Ölpreis unter Druck: Kommen jetzt die Reserven?

11.03.26 • 10:33 Uhr • HeizOel24 News • Janin Wordel

Die Ölpreise geben zur Wochenmitte weiter nach. Brent hat sich nach dem Höhenflug vom Montag deutlich abgekühlt, der Gasölkontrakt folgt. Hinter dem Rückgang steckt die wachsende Erwartung, dass die Internationale Energieagentur IEA noch heute die größte Freigabe strategischer Ölreserven ihrer Geschichte beschließen könnte. Die Heizölpreise in Deutschland, Österreich und der Schweiz sinken heute leicht.

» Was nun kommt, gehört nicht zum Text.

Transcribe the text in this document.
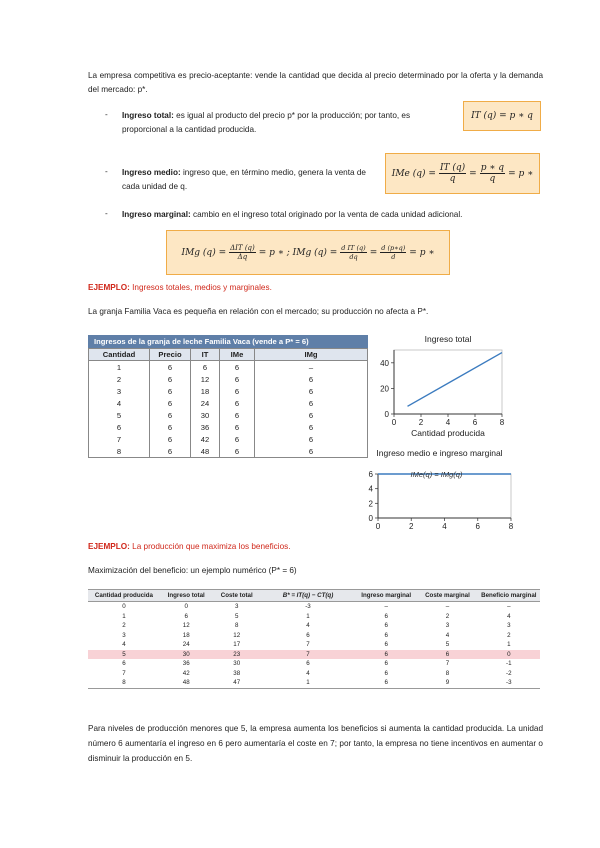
La empresa competitiva es precio-aceptante: vende la cantidad que decida al precio determinado por la oferta y la demanda del mercado: p*.

- Ingreso total: es igual al producto del precio p* por la producción; por tanto, es proporcional a la cantidad producida.

IT (q) = p ∗ q
- Ingreso medio: ingreso que, en término medio, genera la venta de cada unidad de q.

IMe $(q) = \frac{IT (q)}{q} = \frac{p ∗ q}{q} = p$ ∗
- Ingreso marginal: cambio en el ingreso total originado por la venta de cada unidad adicional.

IMg (q) = ΔIT (q)
Δq = p ∗ ; IMg $(q) = \frac{\text{d IT (q)}}{dq} = \frac{d (p∗q)}{d} = p$ ∗

EJEMPLO: Ingresos totales, medios y marginales.

La granja Familia Vaca es pequeña en relación con el mercado; su producción no afecta a P*.

Ingresos de la granja de leche Familia Vaca (vende a P* = 6)
Cantidad	Precio	IT	IMe	IMg
1	6	6	6	–
2	6	12	6	6
3	6	18	6	6
4	6	24	6	6
5	6	30	6	6
6	6	36	6	6
7	6	42	6	6
8	6	48	6	6
Ingreso total
0	2	4	6	8
0
20
40
Cantidad producida
Ingreso medio e ingreso marginal
0	2	4	6	8
0
2
4
6	IMe(q) = IMg(q)

EJEMPLO: La producción que maximiza los beneficios.

Maximización del beneficio: un ejemplo numérico (P* = 6)

Cantidad producida	Ingreso total	Coste total	B* = IT(q) − CT(q)	Ingreso marginal	Coste marginal	Beneficio marginal
0	0	3	-3	–	–	–
1	6	5	1	6	2	4
2	12	8	4	6	3	3
3	18	12	6	6	4	2
4	24	17	7	6	5	1
5	30	23	7	6	6	0
6	36	30	6	6	7	-1
7	42	38	4	6	8	-2
8	48	47	1	6	9	-3

Para niveles de producción menores que 5, la empresa aumenta los beneficios si aumenta la cantidad producida. La unidad número 6 aumentaría el ingreso en 6 pero aumentaría el coste en 7; por tanto, la empresa no tiene incentivos en aumentar o disminuir la producción en 5.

Gestern war es ein Wechselbad der Gefühle. Brent gab im Tagesverlauf deutlich nach, erholte sich am Abend etwas, blieb aber weit unter den Hochs vom Wochenbeginn. Was die Preise nach unten zog, war das wachsende Bewusstsein am Markt, dass die strategischen Reserven der westlichen Industriestaaten mobilisiert werden könnten. Laut einem Bericht des Wall Street Journal erwägt die International Energy Agency (IEA) eine Freigabe, die sogar die 182 Millionen Barrel übertreffen könnte, die 2022 nach dem russischen Einmarsch in die Ukraine auf den Markt gebracht wurden. Noch heute soll darüber entschieden werden, sofern keines der 32 Mitgliedsländer Einspruch erhebt. Die G7-Energieminister hatten zuletzt gebeten, zunächst eine Lagebewertung vorzunehmen. So hieß es dazu, eine Freigabe werde grundsätzlich unterstützt, Fragen zum Volumen und zur Aufteilung müssten aber noch geklärt werden.

Für zusätzliche Unsicherheit sorgte gestern das Weiße Haus selbst. US-Energieminister Chris Wright veröffentlichte eine Mitteilung, wonach die US-Marine einen Öltanker durch die Straße von Hormus eskortiert habe, und löschte sie kurz darauf wieder. Das Weiße Haus räumte anschließend ein, dass ein solcher Einsatz nicht stattgefunden hatte. Auch Trumps widersprüchliche Beiträge über mögliche Minen in der Meerenge trugen nicht zur Beruhigung bei.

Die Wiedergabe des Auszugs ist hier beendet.